In conclusione se la medicina convenzionata si chiama fuori dal lavoro notturno, bisognerebbe che, per equità, qualcuno prevedesse una serie di assunzioni extra di medici per i Dea e per il 118, per compensare le prestazioni dovute in aggiunta.

E torniamo alla domanda di partenza. Perché i medici convenzionati hanno un potere contrattuale enormemente maggiore di noi dipendenti?

Qualcuno dice che il rapporto capillare con la popolazione e la capacità di persuasione dei pazienti che ne deriva, è vista con interesse dal mondo politico che, al momento giusto si dimostra più generoso. Forse.

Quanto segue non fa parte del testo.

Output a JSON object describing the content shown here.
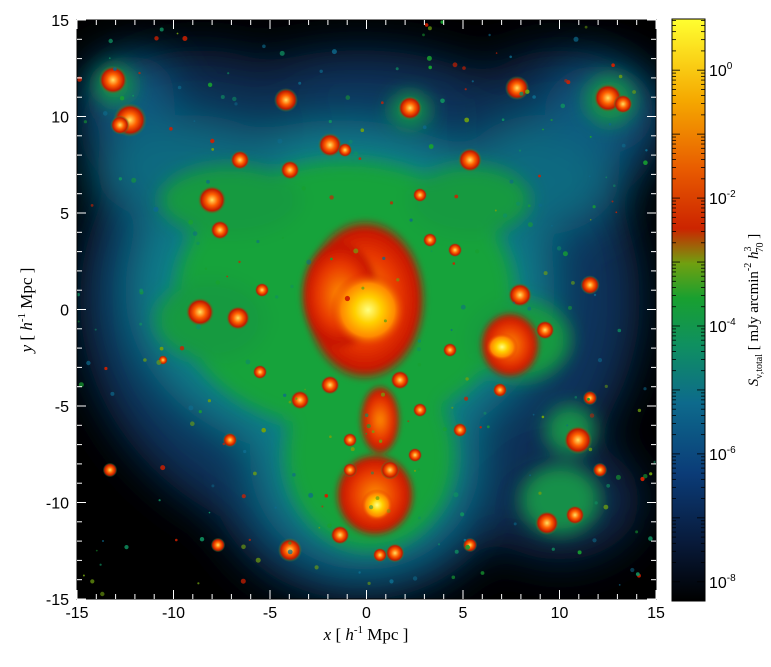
{
  "figure": {
    "type": "simulated radio emission map",
    "x_axis": {
      "label_var": "x",
      "label_unit_prefix": "[ ",
      "label_h": "h",
      "label_exp": "-1",
      "label_unit_suffix": " Mpc ]",
      "range": [
        -15,
        15
      ],
      "ticks": [
        "-15",
        "-10",
        "-5",
        "0",
        "5",
        "10",
        "15"
      ]
    },
    "y_axis": {
      "label_var": "y",
      "label_unit_prefix": "[ ",
      "label_h": "h",
      "label_exp": "-1",
      "label_unit_suffix": " Mpc ]",
      "range": [
        -15,
        15
      ],
      "ticks": [
        "15",
        "10",
        "5",
        "0",
        "-5",
        "-10",
        "-15"
      ]
    },
    "colorbar": {
      "scale": "log",
      "tick_base": "10",
      "tick_exponents": [
        "0",
        "-2",
        "-4",
        "-6",
        "-8"
      ],
      "title_S": "S",
      "title_sub": "ν,total",
      "title_unit_1": " [ mJy arcmin",
      "title_exp_1": "-2",
      "title_unit_h": " h",
      "title_exp_h": "3",
      "title_sub_h": "70",
      "title_unit_end": " ]",
      "colors": [
        "#000000",
        "#0b2060",
        "#0d5a8a",
        "#0f8a6a",
        "#18a030",
        "#6aa010",
        "#cc1a00",
        "#e85a00",
        "#f5a000",
        "#ffe000",
        "#ffff30"
      ]
    },
    "map": {
      "background": "#000000",
      "core_color": "#ffff60",
      "inner_color": "#ff9a00",
      "shell_color": "#d31a00",
      "filament_color": "#17a33a",
      "outer_color": "#0a7d8a",
      "deep_color": "#08305a"
    }
  }
}
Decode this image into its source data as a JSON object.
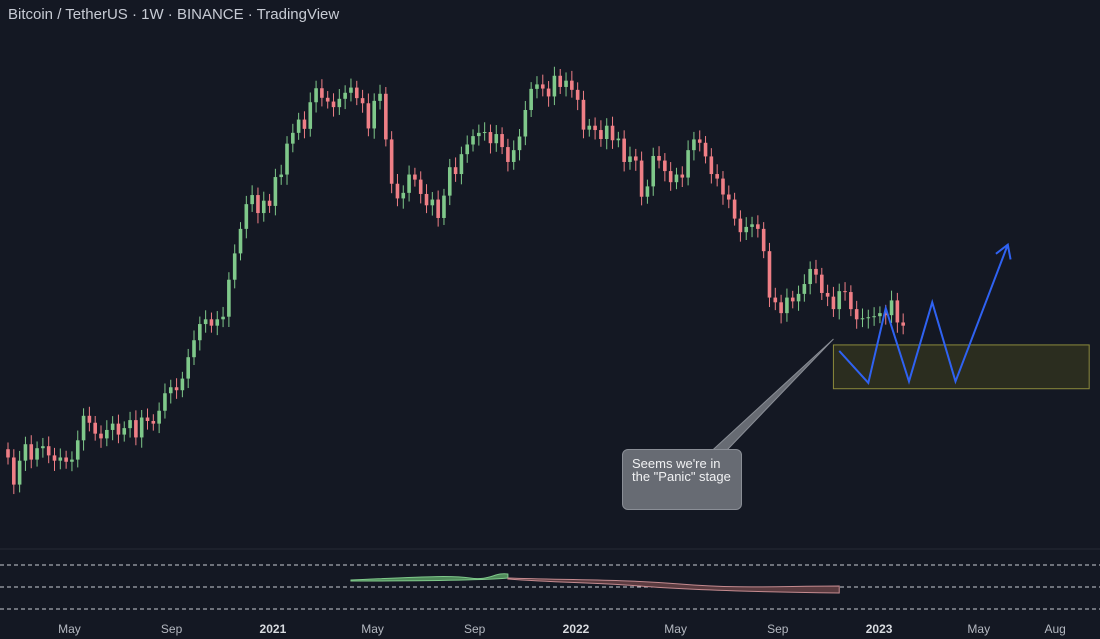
{
  "header": {
    "title": "Bitcoin / TetherUS · 1W · BINANCE · TradingView"
  },
  "annotation": {
    "text": "Seems we're in the \"Panic\" stage"
  },
  "colors": {
    "background": "#141823",
    "up": "#7fc88a",
    "down": "#ef7f86",
    "projection": "#2f62f2",
    "zone_fill": "#2b2d1f",
    "zone_border": "#8c8a3c",
    "callout": "#676b73"
  },
  "chart_data": {
    "type": "candlestick",
    "symbol": "BTCUSDT",
    "exchange": "BINANCE",
    "interval": "1W",
    "y_scale": "log",
    "xlim": [
      "2020-02-17",
      "2023-09-18"
    ],
    "ylim": [
      4500,
      80000
    ],
    "x_tick_labels": [
      {
        "label": "May",
        "date": "2020-05-01",
        "bold": false
      },
      {
        "label": "Sep",
        "date": "2020-09-01",
        "bold": false
      },
      {
        "label": "2021",
        "date": "2021-01-01",
        "bold": true
      },
      {
        "label": "May",
        "date": "2021-05-01",
        "bold": false
      },
      {
        "label": "Sep",
        "date": "2021-09-01",
        "bold": false
      },
      {
        "label": "2022",
        "date": "2022-01-01",
        "bold": true
      },
      {
        "label": "May",
        "date": "2022-05-01",
        "bold": false
      },
      {
        "label": "Sep",
        "date": "2022-09-01",
        "bold": false
      },
      {
        "label": "2023",
        "date": "2023-01-01",
        "bold": true
      },
      {
        "label": "May",
        "date": "2023-05-01",
        "bold": false
      },
      {
        "label": "Aug",
        "date": "2023-08-01",
        "bold": false
      }
    ],
    "weekly_closes": [
      9300,
      8100,
      9150,
      9950,
      9200,
      9750,
      9850,
      9400,
      9150,
      9300,
      9100,
      9200,
      10150,
      11500,
      11100,
      10500,
      10250,
      10700,
      11050,
      10450,
      10800,
      11250,
      10300,
      11400,
      11200,
      11050,
      11800,
      12900,
      13300,
      13100,
      13900,
      15500,
      16900,
      18350,
      18800,
      18200,
      18800,
      19050,
      23000,
      26300,
      29800,
      33800,
      35400,
      32300,
      34400,
      33500,
      38800,
      39300,
      46000,
      48600,
      52000,
      49600,
      56800,
      61000,
      58100,
      57000,
      55400,
      57800,
      59600,
      61200,
      58000,
      56500,
      49700,
      57200,
      59300,
      47000,
      37500,
      34800,
      35800,
      39300,
      38300,
      35600,
      33600,
      34600,
      31500,
      35300,
      40800,
      39400,
      43600,
      45800,
      47800,
      48600,
      48800,
      46100,
      48300,
      45200,
      41900,
      44500,
      47700,
      54600,
      60800,
      62200,
      60900,
      58500,
      65000,
      61400,
      63400,
      60500,
      57500,
      49400,
      50400,
      49300,
      47100,
      50400,
      46800,
      47200,
      41900,
      43100,
      42200,
      35100,
      37000,
      43200,
      42200,
      40000,
      37800,
      39300,
      38700,
      44500,
      47000,
      46200,
      43100,
      39400,
      38500,
      35500,
      34600,
      31400,
      29300,
      30100,
      30500,
      29800,
      26600,
      21000,
      20500,
      19400,
      21000,
      20600,
      21400,
      22500,
      24300,
      23600,
      21500,
      21100,
      19800,
      21700,
      21600,
      19800,
      18800,
      18900,
      19000,
      19100,
      19400,
      19200,
      20700,
      18500,
      18200
    ],
    "projection_path": [
      {
        "date": "2022-11-14",
        "price": 16000
      },
      {
        "date": "2022-12-19",
        "price": 13600
      },
      {
        "date": "2023-01-09",
        "price": 19900
      },
      {
        "date": "2023-02-06",
        "price": 13700
      },
      {
        "date": "2023-03-06",
        "price": 20500
      },
      {
        "date": "2023-04-03",
        "price": 13700
      },
      {
        "date": "2023-06-05",
        "price": 27500
      }
    ],
    "support_zone": {
      "from": "2022-11-07",
      "to": "2023-09-11",
      "low": 13200,
      "high": 16500
    }
  }
}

E’ indubbio però che la vera forza dei nostri colleghi delle cure primarie consiste nella loro compattezza e corrisponde, specularmente, alla debolezza dei medici dipendenti che si frammentano in una miriade di sigle sindacali che, al di là del legittimo diritto a esistere, indeboliscono molto la loro forza contrattuale. E’ sufficiente vedere quali siano sempre state le percentuali di adesione a uno sciopero dei MMG e quanto più basse siano quelle dei medici dipendenti. E se c’è una cosa di cui va riconosciuto il merito all’Anaao, è proprio di essersi sempre adoperata nella ricerca della massima unità sindacale possibile.

A proposito della difficoltà di unire le opinioni di tante sigle sindacali, qualcuno ha detto una bella frase: “L’unità non ha prezzo, ma ha un costo”. Resta da vedere quanto questo costo sia alto e se saremo sempre disposti a pagarlo per ricercare una comune strategia sindacale che, in ogni caso, rischia di produrre modesti risultati, figli di continui compromessi.

Per chi non se ne fosse accorto, il periodo delle vacche grasse in cui si concedeva tutto a tutti, è finito da un pezzo.

Una maggiore unità sindacale dei dirigenti medici e sanitari è ormai la strada obbligata per il futuro, se vorremo contare qualcosa nei progetti dei nostri governanti e amministratori.